Improving Your Power Clean

  2018-01-21 07:34PM

The power clean is a very intricate movement that involves not only speed but strength. Power cleans are one of the many explosive movements in CrossFit. Efficient technique will allow you to add more weight and become more fluid in the movement. If you want to start adding mass and lifting more, here are four tips to improve your power clean:

  1. Start position. The tension created in your starting position is what will help you transfer more power to the lift during the initial pull. Start with your chest up, shoulders back, and back tight. Think about pulling the bar apart as you begin your ascent off the ground; this will engage your lats and ensure your back stays tight.
  2. Bar path. Keep the bar close to your body to ensure that you have a solid level of control over it throughout the lift. If the bar starts traveling away from your body you'll likely find yourself tipping over, jumping forward, and missing the lift.
  3. Power position. Athletes tend to miss the power position when the bar hits their mid thigh with the hips still seated.

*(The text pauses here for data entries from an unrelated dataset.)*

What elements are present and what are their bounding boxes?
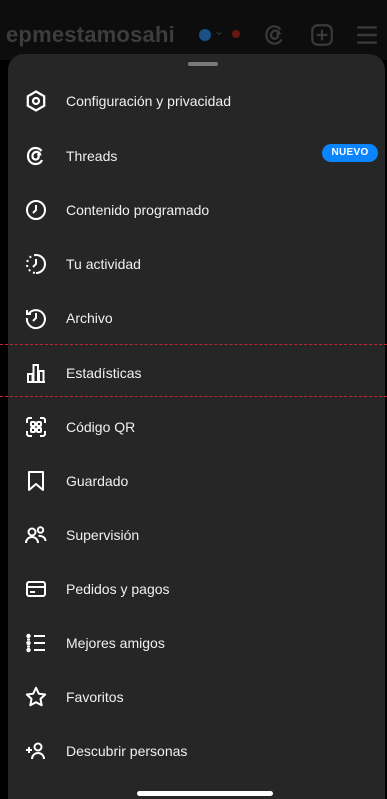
menu-item-label: Configuración y privacidad [66,93,231,109]
profile-header: epmestamosahi ⌄ [0,0,387,60]
new-badge: NUEVO [322,144,378,162]
verified-badge-icon [199,29,211,41]
card-icon [24,577,48,601]
menu-item-orders-payments[interactable]: Pedidos y pagos [8,569,385,609]
menu-item-saved[interactable]: Guardado [8,461,385,501]
bookmark-icon [24,469,48,493]
menu-item-label: Pedidos y pagos [66,581,170,597]
qr-code-icon [24,415,48,439]
threads-icon [24,144,48,168]
menu-item-label: Supervisión [66,527,140,543]
bar-chart-icon [24,361,48,385]
close-friends-icon [24,631,48,655]
menu-item-label: Favoritos [66,689,124,705]
menu-item-label: Guardado [66,473,129,489]
menu-item-label: Mejores amigos [66,635,165,651]
star-icon [24,685,48,709]
archive-icon [24,306,48,330]
menu-item-label: Tu actividad [66,256,141,272]
menu-item-label: Archivo [66,310,113,326]
menu-item-qr-code[interactable]: Código QR [8,407,385,447]
add-person-icon [24,739,48,763]
settings-sheet: Configuración y privacidad Threads NUEVO… [8,54,385,799]
menu-item-label: Threads [66,148,118,164]
menu-item-discover-people[interactable]: Descubrir personas [8,731,385,771]
gear-icon [24,89,48,113]
menu-item-favorites[interactable]: Favoritos [8,677,385,717]
activity-icon [24,252,48,276]
menu-item-label: Código QR [66,419,136,435]
menu-item-label: Estadísticas [66,365,142,381]
username-label[interactable]: epmestamosahi [6,22,175,48]
clock-icon [24,198,48,222]
chevron-down-icon[interactable]: ⌄ [214,24,224,38]
add-post-icon[interactable] [309,22,335,48]
menu-item-settings[interactable]: Configuración y privacidad [8,81,385,121]
sheet-grabber[interactable] [188,62,218,66]
menu-icon[interactable] [354,22,380,48]
menu-item-statistics[interactable]: Estadísticas [8,353,385,393]
menu-item-threads[interactable]: Threads NUEVO [8,136,385,176]
notification-dot-icon [232,30,240,38]
menu-item-close-friends[interactable]: Mejores amigos [8,623,385,663]
supervision-icon [24,523,48,547]
menu-item-your-activity[interactable]: Tu actividad [8,244,385,284]
menu-item-label: Contenido programado [66,202,210,218]
home-indicator[interactable] [137,791,273,796]
menu-item-archive[interactable]: Archivo [8,298,385,338]
threads-icon[interactable] [262,22,288,48]
menu-item-label: Descubrir personas [66,743,188,759]
menu-item-scheduled-content[interactable]: Contenido programado [8,190,385,230]
menu-item-supervision[interactable]: Supervisión [8,515,385,555]
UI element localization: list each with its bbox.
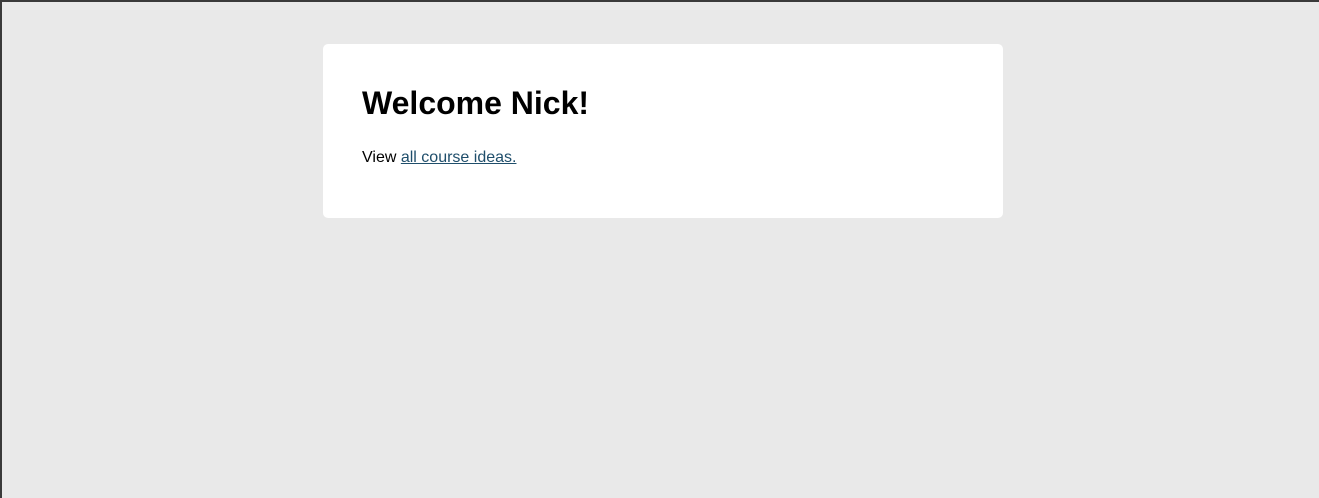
welcome-card: Welcome Nick! View all course ideas. <box>323 44 1003 218</box>
browser-viewport: Welcome Nick! View all course ideas. <box>0 0 1319 498</box>
all-course-ideas-link[interactable]: all course ideas. <box>401 149 517 166</box>
view-courses-line: View all course ideas. <box>362 148 964 168</box>
page-title: Welcome Nick! <box>362 85 590 121</box>
view-prefix-text: View <box>362 149 397 166</box>
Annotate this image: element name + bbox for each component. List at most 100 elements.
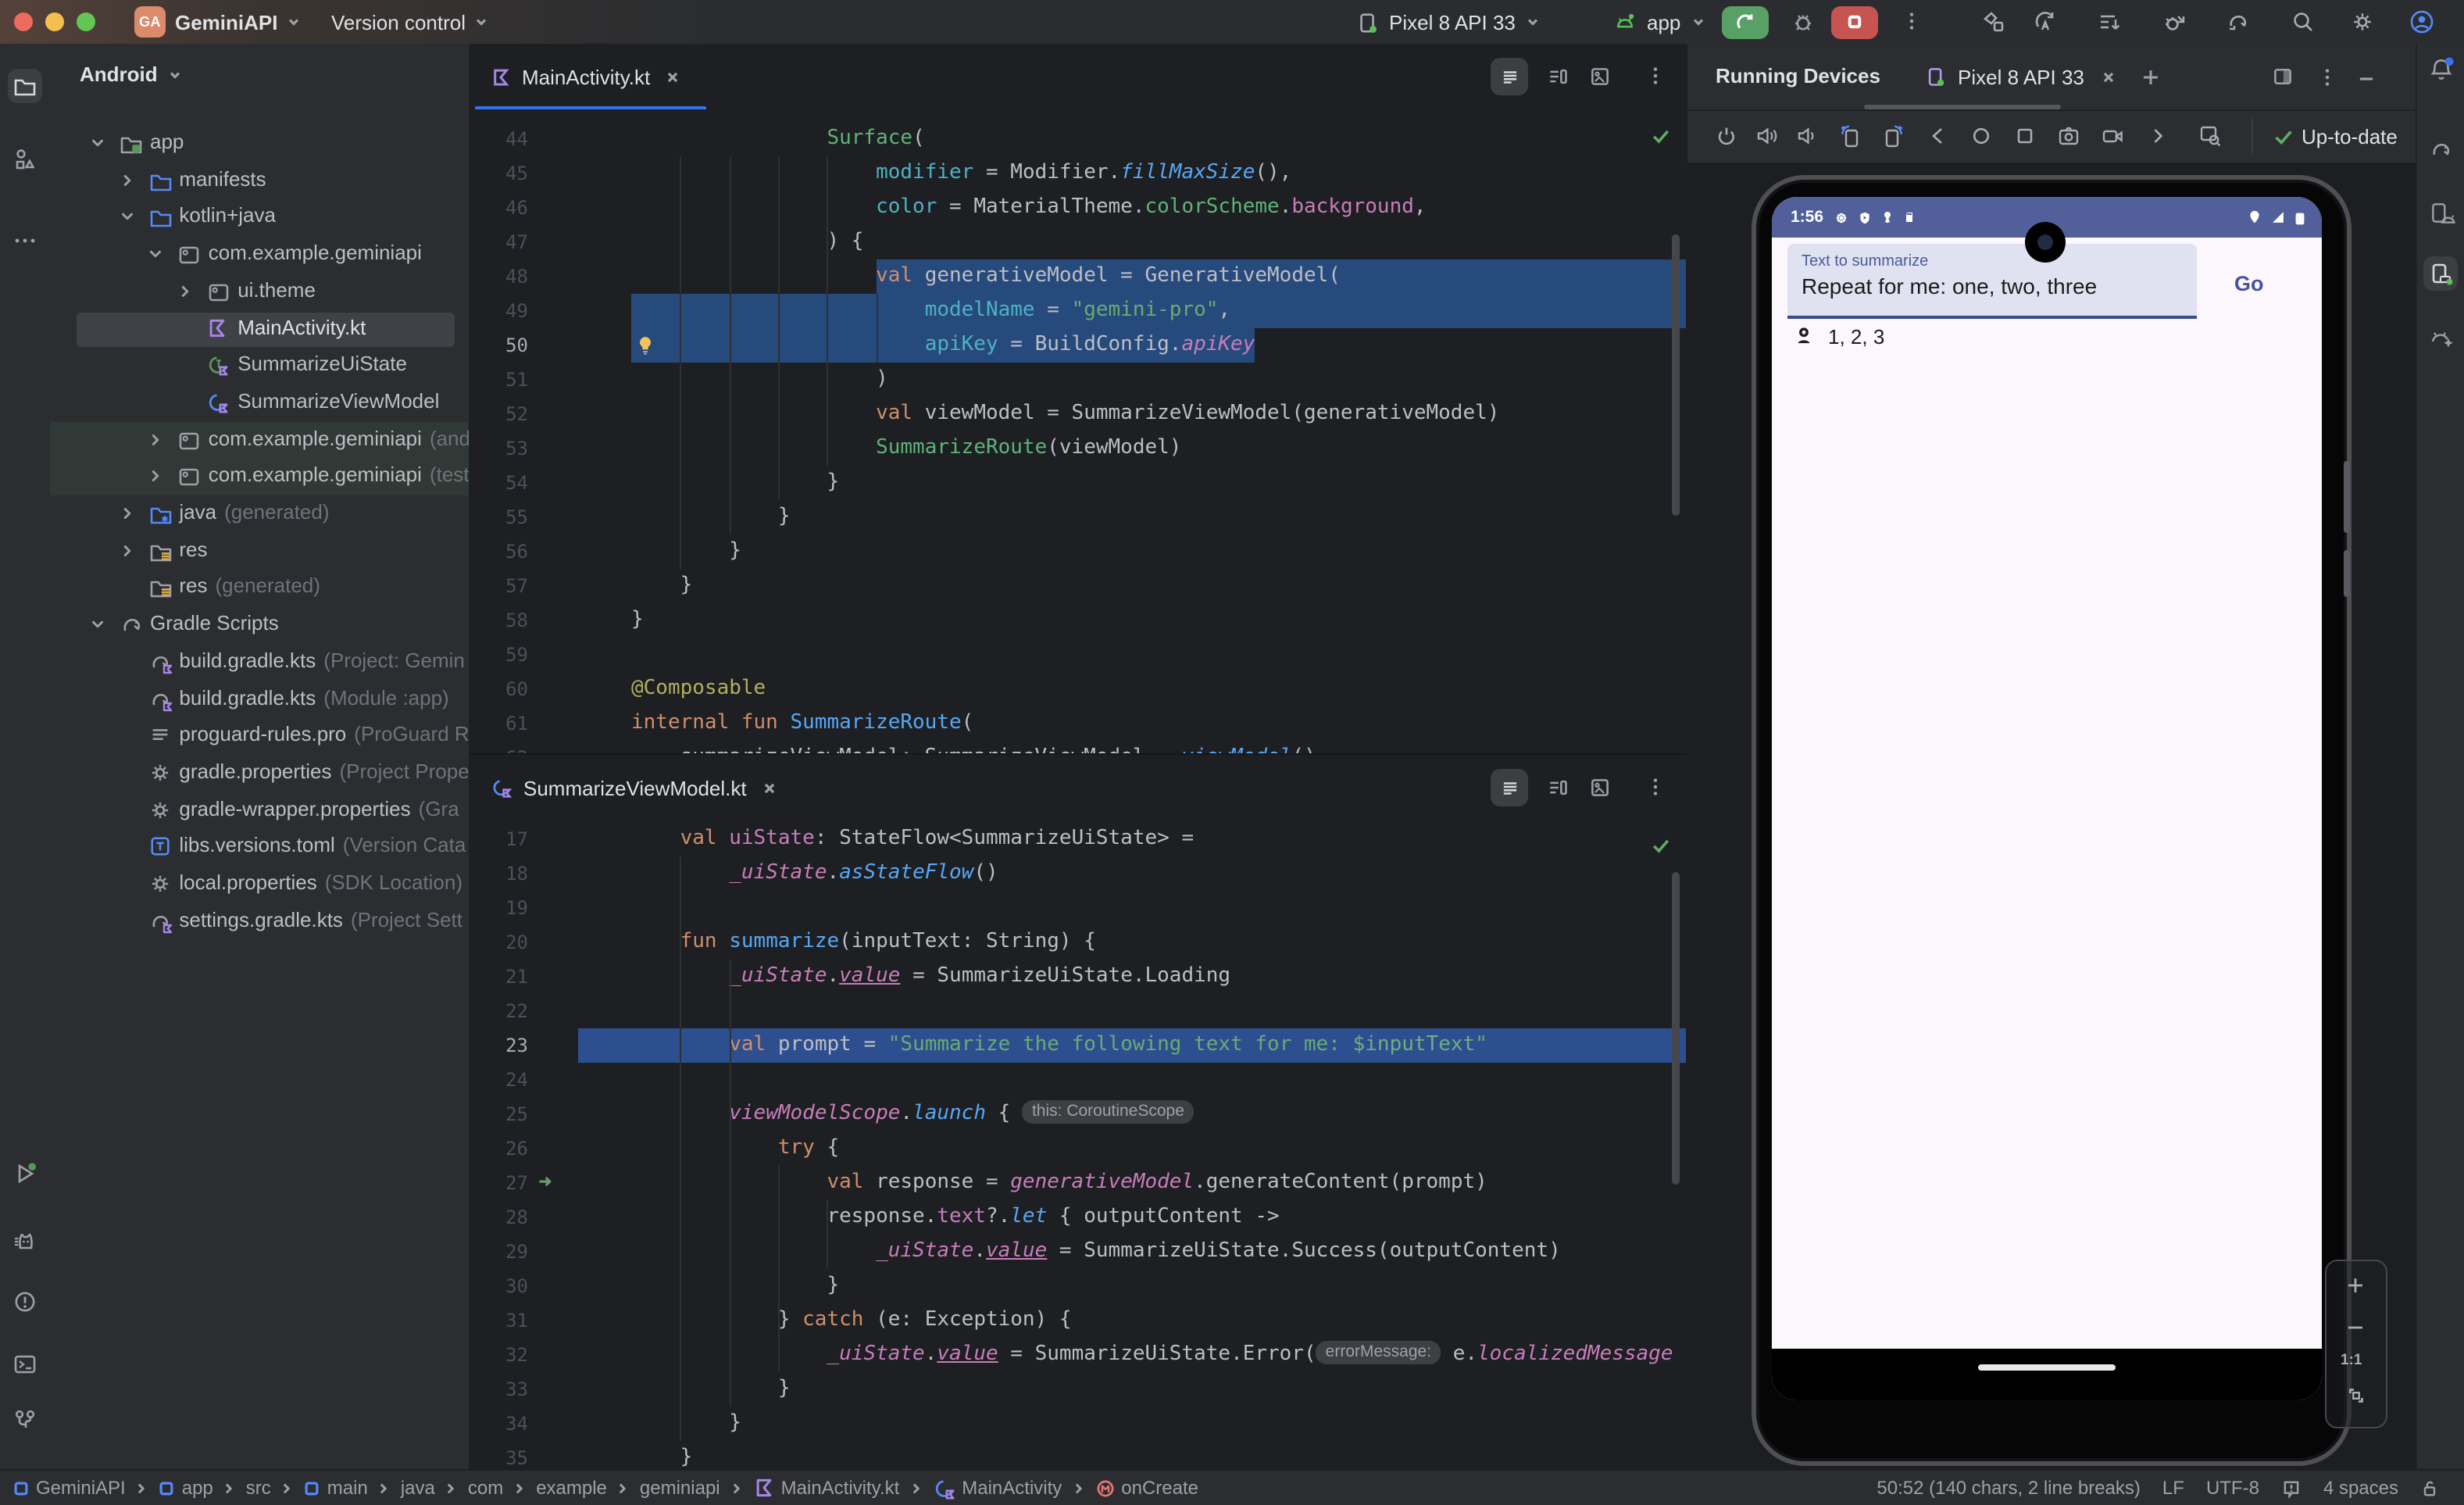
breadcrumb-item[interactable]: geminiapi bbox=[640, 1477, 720, 1499]
caret-position-widget[interactable]: 50:52 (140 chars, 2 line breaks) bbox=[1877, 1477, 2141, 1499]
build-button[interactable] bbox=[1981, 9, 2006, 34]
code-line[interactable]: 30 } bbox=[469, 1269, 1686, 1303]
run-tool-button[interactable] bbox=[12, 1161, 37, 1186]
code-line[interactable]: 61internal fun SummarizeRoute( bbox=[469, 706, 1686, 741]
code-line[interactable]: 20 fun summarize(inputText: String) { bbox=[469, 925, 1686, 960]
code-line[interactable]: 53 SummarizeRoute(viewModel) bbox=[469, 431, 1686, 466]
breadcrumb-item[interactable]: GeminiAPI bbox=[12, 1477, 126, 1499]
zoom-reset-button[interactable]: 1:1 bbox=[2341, 1352, 2362, 1369]
go-button[interactable]: Go bbox=[2234, 272, 2264, 295]
project-selector[interactable]: GeminiAPI bbox=[175, 0, 302, 44]
inspections-ok-icon[interactable] bbox=[1650, 125, 1672, 147]
more-tools-button[interactable] bbox=[12, 228, 37, 253]
tree-item[interactable]: ui.theme bbox=[50, 273, 469, 310]
project-view-selector[interactable]: Android bbox=[80, 63, 183, 86]
chevron-down-icon[interactable] bbox=[89, 616, 106, 633]
resource-manager-tool-button[interactable] bbox=[12, 147, 37, 172]
chevron-right-icon[interactable] bbox=[148, 431, 165, 448]
breadcrumb-item[interactable]: MainActivity bbox=[932, 1476, 1062, 1500]
readonly-lock-icon[interactable] bbox=[2420, 1478, 2439, 1498]
code-line[interactable]: 31 } catch (e: Exception) { bbox=[469, 1303, 1686, 1338]
code-line[interactable]: 44 Surface( bbox=[469, 122, 1686, 156]
editor-view-mode-code[interactable] bbox=[1491, 769, 1528, 806]
code-line[interactable]: 57 } bbox=[469, 569, 1686, 603]
text-input-field[interactable]: Text to summarize Repeat for me: one, tw… bbox=[1787, 244, 2197, 319]
search-everywhere-button[interactable] bbox=[2291, 9, 2316, 34]
zoom-in-icon[interactable] bbox=[2345, 1275, 2366, 1296]
tree-item[interactable]: gradle-wrapper.properties(Gra bbox=[50, 792, 469, 828]
run-config-selector[interactable]: app bbox=[1612, 0, 1705, 44]
editor2-options-menu[interactable] bbox=[1644, 775, 1667, 799]
breadcrumb-item[interactable]: com bbox=[468, 1477, 503, 1499]
run-more-menu[interactable] bbox=[1900, 9, 1923, 33]
code-line[interactable]: 49 modelName = "gemini-pro", bbox=[469, 294, 1686, 328]
code-line[interactable]: 25 viewModelScope.launch { this: Corouti… bbox=[469, 1097, 1686, 1131]
inspections-widget-icon[interactable] bbox=[2281, 1478, 2302, 1498]
code-line[interactable]: 29 _uiState.value = SummarizeUiState.Suc… bbox=[469, 1235, 1686, 1269]
account-button[interactable] bbox=[2408, 8, 2436, 36]
tree-item[interactable]: com.example.geminiapi(and bbox=[50, 421, 469, 458]
code-line[interactable]: 32 _uiState.value = SummarizeUiState.Err… bbox=[469, 1338, 1686, 1372]
volume-up-icon[interactable] bbox=[1755, 123, 1780, 148]
vcs-menu[interactable]: Version control bbox=[331, 0, 489, 44]
rotate-left-icon[interactable] bbox=[1837, 123, 1862, 148]
indent-widget[interactable]: 4 spaces bbox=[2323, 1477, 2398, 1499]
code-line[interactable]: 46 color = MaterialTheme.colorScheme.bac… bbox=[469, 191, 1686, 225]
code-line[interactable]: 26 try { bbox=[469, 1131, 1686, 1166]
tab-summarizeviewmodel[interactable]: SummarizeViewModel.kt bbox=[491, 755, 777, 820]
code-line[interactable]: 27 val response = generativeModel.genera… bbox=[469, 1166, 1686, 1200]
code-line[interactable]: 18 _uiState.asStateFlow() bbox=[469, 856, 1686, 891]
code-line[interactable]: 52 val viewModel = SummarizeViewModel(ge… bbox=[469, 397, 1686, 431]
code-line[interactable]: 35 } bbox=[469, 1441, 1686, 1472]
debug-button[interactable] bbox=[1791, 9, 1816, 34]
chevron-down-icon[interactable] bbox=[89, 134, 106, 152]
code-line[interactable]: 24 bbox=[469, 1063, 1686, 1097]
editor-view-mode-design[interactable] bbox=[1589, 777, 1611, 799]
editor-view-mode-split[interactable] bbox=[1547, 777, 1569, 799]
code-line[interactable]: 59 bbox=[469, 638, 1686, 672]
editor1-options-menu[interactable] bbox=[1644, 64, 1667, 88]
notifications-button[interactable] bbox=[2428, 56, 2455, 83]
zoom-out-icon[interactable] bbox=[2345, 1317, 2366, 1338]
tree-item[interactable]: Gradle Scripts bbox=[50, 606, 469, 643]
tree-item[interactable]: kotlin+java bbox=[50, 199, 469, 236]
inspections-ok-icon[interactable] bbox=[1650, 835, 1672, 856]
tree-item[interactable]: build.gradle.kts(Module :app) bbox=[50, 681, 469, 717]
rerun-button[interactable] bbox=[1722, 5, 1769, 38]
device-selector[interactable]: Pixel 8 API 33 bbox=[1356, 0, 1541, 44]
chevron-right-icon[interactable] bbox=[148, 468, 165, 485]
nav-handle[interactable] bbox=[1978, 1364, 2116, 1371]
device-manager-button[interactable] bbox=[2428, 200, 2455, 227]
tree-item[interactable]: com.example.geminiapi(test bbox=[50, 459, 469, 495]
project-tool-button[interactable] bbox=[8, 69, 42, 103]
code-line[interactable]: 50 apiKey = BuildConfig.apiKey bbox=[469, 328, 1686, 363]
close-icon[interactable] bbox=[762, 781, 777, 795]
encoding-widget[interactable]: UTF-8 bbox=[2206, 1477, 2259, 1499]
sync-gradle-button[interactable] bbox=[2225, 9, 2252, 34]
tree-item[interactable]: proguard-rules.pro(ProGuard R bbox=[50, 717, 469, 754]
code-line[interactable]: 34 } bbox=[469, 1407, 1686, 1441]
maximize-window-button[interactable] bbox=[77, 13, 95, 31]
chevron-down-icon[interactable] bbox=[148, 245, 165, 263]
home-icon[interactable] bbox=[1969, 123, 1994, 148]
code-line[interactable]: 54 } bbox=[469, 466, 1686, 500]
chevron-right-icon[interactable] bbox=[118, 171, 135, 188]
breadcrumb-item[interactable]: example bbox=[536, 1477, 607, 1499]
editor2-scrollbar[interactable] bbox=[1672, 872, 1680, 1185]
close-window-button[interactable] bbox=[14, 13, 33, 31]
stop-button[interactable] bbox=[1831, 5, 1878, 38]
minimize-window-button[interactable] bbox=[45, 13, 64, 31]
breadcrumb-item[interactable]: MainActivity.kt bbox=[753, 1477, 900, 1499]
screenshot-camera-icon[interactable] bbox=[2056, 123, 2081, 148]
minimize-panel-icon[interactable] bbox=[2356, 69, 2377, 89]
tree-item[interactable]: MainActivity.kt bbox=[50, 310, 469, 347]
chevron-down-icon[interactable] bbox=[118, 209, 135, 226]
code-line[interactable]: 22 bbox=[469, 994, 1686, 1028]
code-line[interactable]: 23 val prompt = "Summarize the following… bbox=[469, 1028, 1686, 1063]
editor1-code[interactable]: 44 Surface(45 modifier = Modifier.fillMa… bbox=[469, 109, 1686, 766]
line-separator-widget[interactable]: LF bbox=[2162, 1477, 2184, 1499]
more-actions-chevron-icon[interactable] bbox=[2147, 125, 2169, 147]
chevron-right-icon[interactable] bbox=[177, 283, 194, 300]
code-line[interactable]: 51 ) bbox=[469, 363, 1686, 397]
device-mirror-icon[interactable] bbox=[2197, 123, 2223, 148]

When done correctly, your chest will begin to open, you will become more vertical and your knees should begin to re-bend so you can transfer the power of the lift into the bar.
  4. Strong front rack.  You should catch the bar with your elbows pointed straight ahead so the bar sits straight across your deltoids and comes very close to your throat.

Making some small tweaks to your technique can help take your power clean and your explosiveness to the next level. Take some time to fine tune your mechanics and reap the rewards!